06/15/2026 | News release | Distributed by Public on 06/15/2026 09:39
Si è conclusa il 10 giugno, presso l'Aula Magna della sede Lingotto del Politecnico di Torino, la Challenge 2026 del Master HumanAIze, sviluppata in collaborazione con il Museo Egizio di Torino e coordinata da Danilo Pesce, docente di Strategy & Organization presso il Dipartimento di Ingegneria Gestionale e della Produzione-DIEGP e membro del Comitato Scientifico del Master.

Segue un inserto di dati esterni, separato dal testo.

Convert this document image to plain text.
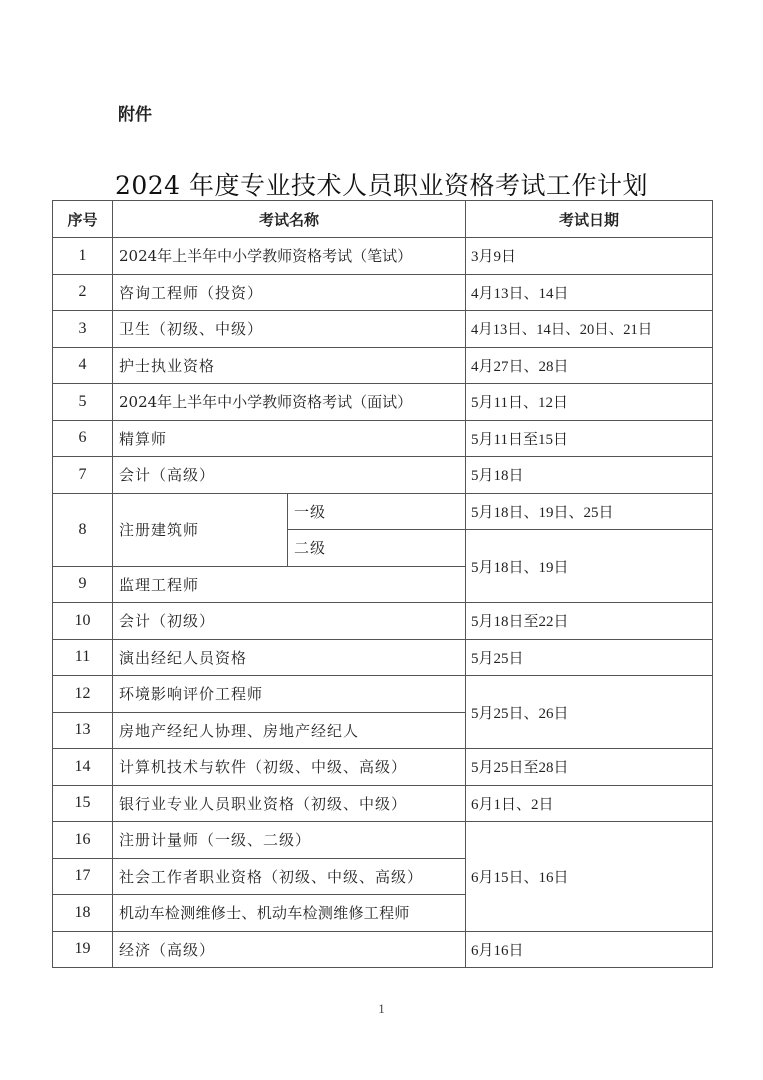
附件
2024 年度专业技术人员职业资格考试工作计划
序号	考试名称		考试日期
1	2024年上半年中小学教师资格考试（笔试）		3月9日
2	咨询工程师（投资）		4月13日、14日
3	卫生（初级、中级）		4月13日、14日、20日、21日
4	护士执业资格		4月27日、28日
5	2024年上半年中小学教师资格考试（面试）		5月11日、12日
6	精算师		5月11日至15日
7	会计（高级）		5月18日
8	注册建筑师	一级	5月18日、19日、25日
		二级	5月18日、19日
9	监理工程师		
10	会计（初级）		5月18日至22日
11	演出经纪人员资格		5月25日
12	环境影响评价工程师		5月25日、26日
13	房地产经纪人协理、房地产经纪人		
14	计算机技术与软件（初级、中级、高级）		5月25日至28日
15	银行业专业人员职业资格（初级、中级）		6月1日、2日
16	注册计量师（一级、二级）		6月15日、16日
17	社会工作者职业资格（初级、中级、高级）		
18	机动车检测维修士、机动车检测维修工程师		
19	经济（高级）		6月16日
1
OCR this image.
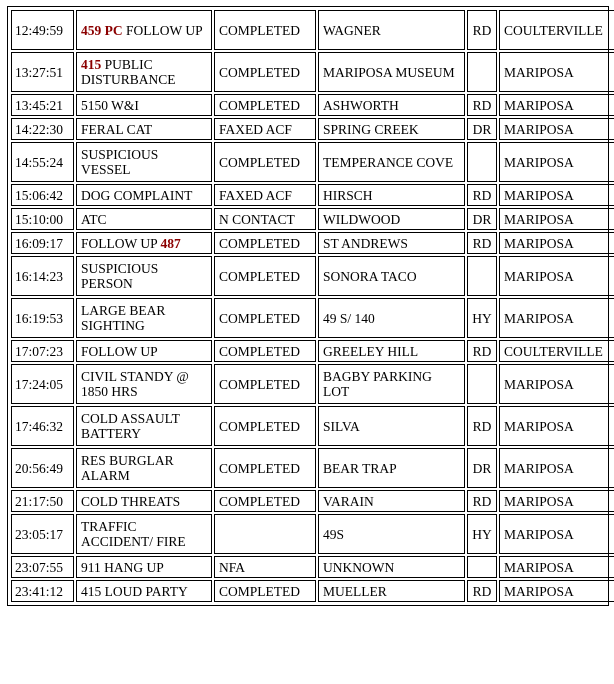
12:49:59	459 PC FOLLOW UP	COMPLETED	WAGNER	RD	COULTERVILLE
13:27:51	415 PUBLIC DISTURBANCE	COMPLETED	MARIPOSA MUSEUM		MARIPOSA
13:45:21	5150 W&I	COMPLETED	ASHWORTH	RD	MARIPOSA
14:22:30	FERAL CAT	FAXED ACF	SPRING CREEK	DR	MARIPOSA
14:55:24	SUSPICIOUS VESSEL	COMPLETED	TEMPERANCE COVE		MARIPOSA
15:06:42	DOG COMPLAINT	FAXED ACF	HIRSCH	RD	MARIPOSA
15:10:00	ATC	N CONTACT	WILDWOOD	DR	MARIPOSA
16:09:17	FOLLOW UP 487	COMPLETED	ST ANDREWS	RD	MARIPOSA
16:14:23	SUSPICIOUS PERSON	COMPLETED	SONORA TACO		MARIPOSA
16:19:53	LARGE BEAR SIGHTING	COMPLETED	49 S/ 140	HY	MARIPOSA
17:07:23	FOLLOW UP	COMPLETED	GREELEY HILL	RD	COULTERVILLE
17:24:05	CIVIL STANDY @ 1850 HRS	COMPLETED	BAGBY PARKING LOT		MARIPOSA
17:46:32	COLD ASSAULT BATTERY	COMPLETED	SILVA	RD	MARIPOSA
20:56:49	RES BURGLAR ALARM	COMPLETED	BEAR TRAP	DR	MARIPOSA
21:17:50	COLD THREATS	COMPLETED	VARAIN	RD	MARIPOSA
23:05:17	TRAFFIC ACCIDENT/ FIRE		49S	HY	MARIPOSA
23:07:55	911 HANG UP	NFA	UNKNOWN		MARIPOSA
23:41:12	415 LOUD PARTY	COMPLETED	MUELLER	RD	MARIPOSA
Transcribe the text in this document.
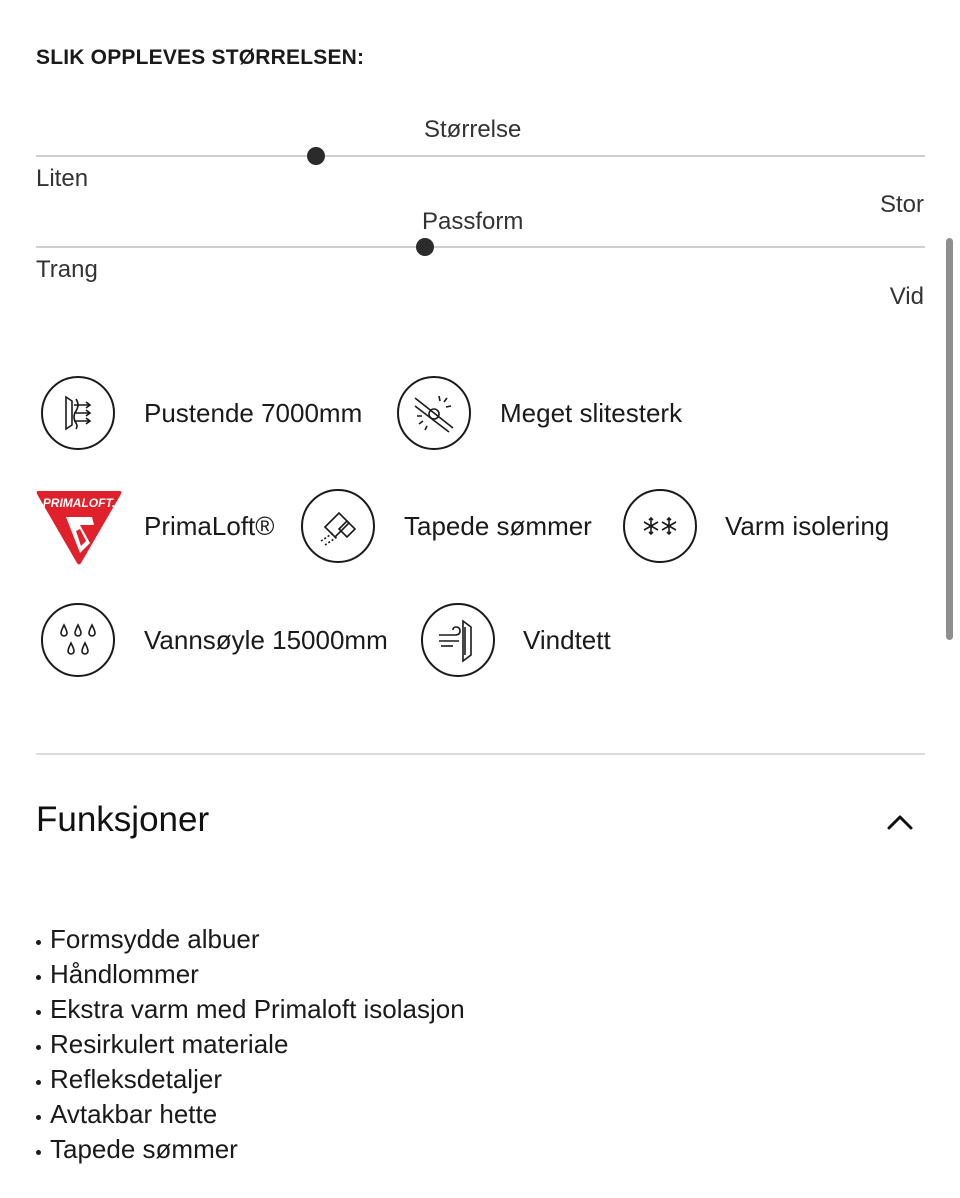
SLIK OPPLEVES STØRRELSEN:
Størrelse
Liten
Stor
Passform
Trang
Vid
Pustende 7000mm	Meget slitesterk
PRIMALOFT.
PrimaLoft®	Tapede sømmer	Varm isolering
Vannsøyle 15000mm	Vindtett
Funksjoner
Formsydde albuer
Håndlommer
Ekstra varm med Primaloft isolasjon
Resirkulert materiale
Refleksdetaljer
Avtakbar hette
Tapede sømmer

L'iniziativa ha coinvolto 24 studenti e studentesse, organizzati in quattro team multidisciplinari, chiamati a confrontarsi con una sfida concreta: comprendere come le tecnologie di intelligenza artificiale possano contribuire a trasformare l'esperienza del pubblico nei musei, rendendo più accessibile la conoscenza prodotta dalla ricerca scientifica senza sostituire il ruolo degli esperti.
La challenge, dal titolo "AI, Digital Heritage and Public Experience: Re-thinking Museum Fruition through AI-Augmented Research Infrastructures", si è sviluppata nell'arco di otto settimane, durante le quali i team hanno analizzato casi internazionali di applicazione dell'AI nei musei, si sono confrontati con esperti e curatori del Museo Egizio e hanno sviluppato concept, use case e prototipi per ripensare il rapporto tra ricerca scientifica, patrimonio culturale e visitatori.
L'iniziativa si inserisce nel percorso del Master HumanAIze, promosso dalla Scuola di Master e Formazione Permanente del Politecnico di Torino e dall'Università degli Studi di Torino per iniziativa dell'Associazione STEM by Women. Il Master nasce per formare figure capaci di operare all'intersezione tra competenze umanistiche, sociali e tecnologiche, con un focus specifico sull'intelligenza artificiale e sulle sue implicazioni etiche, sociali, organizzative, culturali e giuridico-istituzionali.
"La challenge con il Museo Egizio rappresenta bene l'identità del Master HumanAIze: un percorso interateneo pensato per formare profili ibridi, capaci di attraversare linguaggi, metodi e prospettive diverse - sottolineano Andrea Bottino e Viviana Patti, coordinatori del Master HumanAIze per il Politecnico di Torino e l'Università degli Studi di Torino - HumanAIze affronta l'intelligenza artificiale non solo come ambito tecnologico, ma come fenomeno progettuale, culturale e organizzativo, che richiede il dialogo tra saperi umanistici, competenze digitali, istituzioni e società".
"HumanAIze nasce dall'esigenza di integrare competenze umanistiche, sociali e tecnologiche in un percorso formativo capace di preparare professionisti ad affrontare le trasformazioni introdotte dall'intelligenza artificiale - sottolinea Matteo Milani, Vicerettore per la Didattica dell'Università degli Studi di Torino - La challenge con il Museo Egizio rende concreto questo obiettivo: gli studenti non applicano soltanto strumenti digitali, ma imparano a interrogarsi sulle implicazioni culturali, sociali ed etiche dell'AI in un contesto reale e ad alto valore pubblico".
A fare da punto di partenza per il lavoro dei team è stato ME-Scripta, il programma con cui il Museo Egizio sta realizzando una delle più avanzate infrastrutture digitali per lo studio della cultura scritta dell'Antico Egitto. Il progetto integra digitalizzazione ad alta risoluzione e multispettrale di papiri e manoscritti, ambienti collaborativi per la ricerca scientifica, strumenti di AI per il riconoscimento, il confronto e la connessione di corpora frammentati e dispersi, nonché l'evoluzione delle piattaforme di gestione dei dati verso nuove architetture potenziate dall'intelligenza artificiale.
Partendo da questa infrastruttura di ricerca in evoluzione, i team sono stati chiamati a immaginare nuove modalità per rendere il patrimonio scritto dell'Antico Egitto più accessibile e comprensibile al pubblico, valorizzando al tempo stesso i processi di ricerca, le diverse interpretazioni e i margini di incertezza che caratterizzano la costruzione della conoscenza scientifica.